Here is a fact every AI demo conveniently ignores: your LLM provider will go down. Not "might." Will. They rate-limit you mid-launch, deprecate the model your app depends on, raise prices overnight, and have regional outages. On the day that happens, a single-provider app is simply down — and you find out from your users.

An LLM gateway with a fallback chain is the unglamorous layer that fixes this. It routes each request down a priority list of providers until one succeeds, trips a circuit breaker on the ones that fail, and keeps your agent answering. This is how I built Agent-Routing, extracted from 18 months of running it in production.

1. Fallback Chains Per Task Class

Not every task wants the same provider. Code generation, prose, and cheap classification have different best-fit models and different cost tolerances. So the router keys a separate priority chain to each task class:

Per-task fallback chains code: openai -> gemini -> anthropic -> ollama content: gemini -> openai -> anthropic -> ollama ui: gemini -> openai -> ollama simple: openai -> gemini -> ollama

The rule is simple: try the first provider; on failure or timeout, fall through to the next. No API key for a provider? It's skipped. All cloud providers down? A local Ollama model serves the request. The agent never fully stops. My portfolio's own assistant runs a chat chain of free providers this way — NVIDIA NIM → Groq → OpenCode Zen → OpenRouter with a paid model held back as the last-resort safety net.

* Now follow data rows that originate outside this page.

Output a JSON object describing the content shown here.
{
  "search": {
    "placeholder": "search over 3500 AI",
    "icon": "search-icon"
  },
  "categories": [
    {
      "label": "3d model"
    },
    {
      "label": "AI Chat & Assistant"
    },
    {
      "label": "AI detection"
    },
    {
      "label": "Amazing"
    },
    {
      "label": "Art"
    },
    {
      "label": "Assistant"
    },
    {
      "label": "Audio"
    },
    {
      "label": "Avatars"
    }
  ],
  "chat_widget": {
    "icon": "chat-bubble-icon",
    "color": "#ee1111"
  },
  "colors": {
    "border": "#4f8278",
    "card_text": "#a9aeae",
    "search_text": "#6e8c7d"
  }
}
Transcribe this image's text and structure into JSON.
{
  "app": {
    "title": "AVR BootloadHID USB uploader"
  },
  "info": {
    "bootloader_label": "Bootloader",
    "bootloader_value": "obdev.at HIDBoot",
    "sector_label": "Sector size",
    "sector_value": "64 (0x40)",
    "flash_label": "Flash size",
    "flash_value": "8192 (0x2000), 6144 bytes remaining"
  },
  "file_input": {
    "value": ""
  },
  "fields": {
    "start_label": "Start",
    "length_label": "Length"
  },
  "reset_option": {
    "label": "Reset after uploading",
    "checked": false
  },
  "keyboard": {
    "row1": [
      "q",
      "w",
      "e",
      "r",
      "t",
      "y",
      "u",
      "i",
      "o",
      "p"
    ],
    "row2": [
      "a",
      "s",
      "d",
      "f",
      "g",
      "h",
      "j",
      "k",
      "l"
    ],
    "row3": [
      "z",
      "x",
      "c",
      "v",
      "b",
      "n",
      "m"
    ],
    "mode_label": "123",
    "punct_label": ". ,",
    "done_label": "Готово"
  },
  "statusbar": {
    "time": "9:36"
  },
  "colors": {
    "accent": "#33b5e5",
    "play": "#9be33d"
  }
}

Design the chain around blast radius, not just quality Put the provider you can most afford to lose first, and your most reliable (or local) provider last. The chain is a reliability gradient, not a leaderboard.

2. The Session Circuit Breaker

Naive fallback has a hidden cost: if a provider is down, every single request still tries it first, waits for the timeout, and only then falls through. Under load that's thousands of wasted, slow calls. The fix is a circuit breaker — once a provider fails all its models, mark it OPEN for the rest of the session and skip it entirely:

Circuit breaker tripping CIRCUIT OPENED: openai failed all models and is marked down for this session.

This is the difference between "degrades gracefully" and "hangs for everyone." The first failure pays the timeout cost; every request after it routes straight to a healthy provider.

3. Budget-Aware Routing

Reliability without cost control is how you wake up to a four-figure bill. The router can take a per-call budget and only route to models whose estimated cost fits:

JavaScript — budget cap per request await router.chat(prompt, system, 'code', 0.3, 4096, budget: 0.001); // Only routes to models whose estimated cost fits within $0.001

Combined with a free-provider-first chain, this means the expensive model only ever runs when the cheap ones have genuinely failed — the cost ceiling and the reliability floor are the same mechanism.

4. Token Optimization (Free Savings on Every Call)

Before a prompt is sent, the router compresses it: filler words and phrases removed, whitespace collapsed. On verbose prompts that's a routine 10–20% reduction in input tokens — and since you pay per token on every provider in the chain, that saving compounds across every fallback attempt.

5. Guardrails: The Gateway Is Also a Checkpoint

A single choke point for all LLM traffic is the perfect place to enforce safety. The router checks input for prompt injection before it ever reaches a model, and scans output to redact leaked secrets — API keys, JWTs, database connection strings — before returning:

You can't bolt this on at 40 call sites. You get it for free when every call goes through one gateway.

Per-task
a separate fallback chain for code, content, ui, and cheap tasks
OPEN
circuit breaker skips a downed provider for the rest of the session
1 choke point
budget caps, token trimming, and guardrails enforced in one place

What I Built

Agent-Routing implements all five: per-task fallback chains, session circuit breakers, budget-aware routing, token optimization, and injection/secret guardrails. The demo runs in mock mode with no API keys. The same router powers the grounded assistant on this site — see how I built the chatbot for it running live, and the concepts behind multi-agent systems for where routing fits in the bigger picture.

If you're tired of AI hype, this is the kind of boring layer that actually decides whether your app survives contact with production.